Marcin Rusak
Specialising in storytelling, process, and material investigation, Marcin Rusak's work often incorporates research, object and installation as well as visual creations to explore overlooked details of our lives which, recreated and re-imagined, are shown again in a different light.
Marcin Rusak (born in 1987, Warsaw, Poland) is an artist and multidisciplinary designer interested in ideas of value, ephemerality, and aesthetics. Specialising in storytelling, process, and material investigation, his work often incorporates research, object and installation as well as visual creations to explore overlooked details of our lives which, recreated and re-imagined, are shown again in a different light.
As the son and grandson of flower growers, he has long been fascinated by these natural sources of inspiration and decoration. Engaging them in his creative process began by reusing waste to investigate new decorative elements within everyday objects. It led to a rich body of work ranging from research and storytelling to cultural criticism around consumption and future scenarios.
He has exhibited worldwide, including most recent solo presentations at the BIO 27 design Biennale, Ljubljana, Slovenia; Ordet, Milan, Italy; Twenty First Gallery, New York, Cobra Gallery, Shanghai; Horta Museum, Brussels, Belgium. He has also taken part in important group exhibitions at the Carpenters Workshop Gallery, Paris, Hauser & Wirth, Somerset and London, Museum für Gestaltung in Zürich, William Morris Gallery, London and Jerwood Visual Arts, London. Awarded with EDIDA Young Designer of the Year 2022 and regularly mentioned in the prestigious AD100 list published by Architectural Digest globally, Rusak has given numerous talks and conducted workshops at internationally acclaimed design events and venues around the world.
DNA of THINGS
Marcin Rusak’s solo exhibition at the 27th Design Biennale in Ljubljana
10.05.2022
Marcin Rusak Studio is pleased to announce the premiere of DNA of Things: a new exhibition concept summarising the studio’s research-based investigations.
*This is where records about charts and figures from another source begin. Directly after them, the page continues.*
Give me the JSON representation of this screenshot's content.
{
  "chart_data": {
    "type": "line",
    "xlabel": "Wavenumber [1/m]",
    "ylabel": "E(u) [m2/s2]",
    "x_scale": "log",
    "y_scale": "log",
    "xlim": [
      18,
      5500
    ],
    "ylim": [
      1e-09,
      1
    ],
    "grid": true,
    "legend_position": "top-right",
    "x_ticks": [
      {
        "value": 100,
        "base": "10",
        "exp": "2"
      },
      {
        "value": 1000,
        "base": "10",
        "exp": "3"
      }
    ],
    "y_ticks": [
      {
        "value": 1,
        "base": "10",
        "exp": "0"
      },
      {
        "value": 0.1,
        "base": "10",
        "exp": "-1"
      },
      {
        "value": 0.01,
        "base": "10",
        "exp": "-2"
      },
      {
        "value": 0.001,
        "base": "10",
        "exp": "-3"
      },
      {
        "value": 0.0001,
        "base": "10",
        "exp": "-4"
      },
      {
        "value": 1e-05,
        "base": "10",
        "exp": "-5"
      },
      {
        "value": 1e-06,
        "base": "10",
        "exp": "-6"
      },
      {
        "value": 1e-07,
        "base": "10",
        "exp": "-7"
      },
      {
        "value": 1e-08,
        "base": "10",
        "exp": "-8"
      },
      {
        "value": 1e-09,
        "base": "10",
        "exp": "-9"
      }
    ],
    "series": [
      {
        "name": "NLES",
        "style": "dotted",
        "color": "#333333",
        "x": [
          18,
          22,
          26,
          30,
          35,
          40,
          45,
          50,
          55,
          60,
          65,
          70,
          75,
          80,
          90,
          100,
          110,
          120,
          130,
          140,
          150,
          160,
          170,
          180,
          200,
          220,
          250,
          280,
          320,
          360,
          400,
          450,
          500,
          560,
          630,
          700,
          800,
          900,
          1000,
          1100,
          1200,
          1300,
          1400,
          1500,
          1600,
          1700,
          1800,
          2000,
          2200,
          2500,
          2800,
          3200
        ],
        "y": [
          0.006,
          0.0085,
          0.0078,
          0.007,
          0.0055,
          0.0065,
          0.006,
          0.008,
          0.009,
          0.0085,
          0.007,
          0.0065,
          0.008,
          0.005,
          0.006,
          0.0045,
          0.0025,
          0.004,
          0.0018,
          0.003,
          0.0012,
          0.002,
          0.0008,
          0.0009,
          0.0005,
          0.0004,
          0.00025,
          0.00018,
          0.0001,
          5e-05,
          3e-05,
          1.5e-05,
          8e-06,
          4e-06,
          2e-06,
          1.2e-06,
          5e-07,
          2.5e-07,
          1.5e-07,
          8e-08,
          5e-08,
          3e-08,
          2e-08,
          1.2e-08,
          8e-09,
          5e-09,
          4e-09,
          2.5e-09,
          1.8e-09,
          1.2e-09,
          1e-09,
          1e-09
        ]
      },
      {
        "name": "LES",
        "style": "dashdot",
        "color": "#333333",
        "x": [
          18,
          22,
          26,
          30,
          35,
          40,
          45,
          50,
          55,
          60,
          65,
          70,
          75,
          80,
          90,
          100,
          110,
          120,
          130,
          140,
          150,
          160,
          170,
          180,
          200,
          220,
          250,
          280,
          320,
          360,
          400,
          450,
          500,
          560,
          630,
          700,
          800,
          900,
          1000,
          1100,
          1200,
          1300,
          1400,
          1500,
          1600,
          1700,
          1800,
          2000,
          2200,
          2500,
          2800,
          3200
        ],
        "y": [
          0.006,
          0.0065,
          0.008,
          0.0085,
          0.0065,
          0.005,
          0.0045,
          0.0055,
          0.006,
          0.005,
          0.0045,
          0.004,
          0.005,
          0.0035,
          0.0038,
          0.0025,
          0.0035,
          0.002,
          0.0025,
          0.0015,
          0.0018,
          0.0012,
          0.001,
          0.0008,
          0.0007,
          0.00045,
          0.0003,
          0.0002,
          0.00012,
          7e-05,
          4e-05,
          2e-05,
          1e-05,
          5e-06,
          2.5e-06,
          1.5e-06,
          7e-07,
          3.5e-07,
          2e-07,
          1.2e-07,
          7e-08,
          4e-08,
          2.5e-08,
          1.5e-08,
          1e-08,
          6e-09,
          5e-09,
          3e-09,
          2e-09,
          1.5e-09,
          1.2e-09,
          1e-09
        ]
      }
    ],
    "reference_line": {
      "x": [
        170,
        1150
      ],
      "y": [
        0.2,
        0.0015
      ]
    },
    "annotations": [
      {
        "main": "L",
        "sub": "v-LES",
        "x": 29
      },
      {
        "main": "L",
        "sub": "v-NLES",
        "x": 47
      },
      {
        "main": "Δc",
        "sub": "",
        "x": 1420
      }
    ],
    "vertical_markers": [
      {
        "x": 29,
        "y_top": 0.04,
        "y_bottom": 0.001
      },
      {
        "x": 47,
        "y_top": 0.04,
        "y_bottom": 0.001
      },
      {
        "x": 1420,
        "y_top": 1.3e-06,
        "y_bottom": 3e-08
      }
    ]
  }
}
At Marcin Rusak Studio, a new research chapter marks a decisive step forward in the field of scientific research applied to its creative method. At the same time, however, it links back to the very first investigations by the designer and his “Flower Monster” project (2013- 2014), in which he studied the possible implications of genetic mutation applied to natural evolution. This juxtaposition demonstrates his venture into a new dialogue between man and the natural world – one that is capable of annulling limits imposed on our materiality by the factor of time.
Each of Rusak’s collections – from the Perishable Vases, to Protoplasting Nature, to Nature of Things– presents an attempt to crystallise deterioration, celebrate transformation, and reduce an entire process down to a smell or a material. In the exhibition, the stages of this ongoing research are presented as a Living Archive, a review of techniques and experiments with which the studio has sought to transform degradable organic elements into actual materials. The Unnatural Practice philosophy that crystallised in last year’s exhibition and film first presented in Ordet in Milan ignited the studio’s collective conscience, determining further research toward a more pronounced dialogue in which scientific research is supported by technology in order to overcome the dichotomy between human and non-human, opening the doors to a new philosophy based on a relation between these two worlds.
DNA of Things is a snapshot of these investigations at the present stage. It puts together the most essential element in any living organism, the DNA, with the application of novel, experimental technologies in our lives. This, in turn, gives birth to a hybrid relation with the natural world which acts as a “custodian of memory” thanks to the possibility of containing, as in a time capsule, an internally encrypted message. It is a dialogue between human and vegetal beings that aims at communicating with the future, at moving our very life cycle outside of our temporal axis.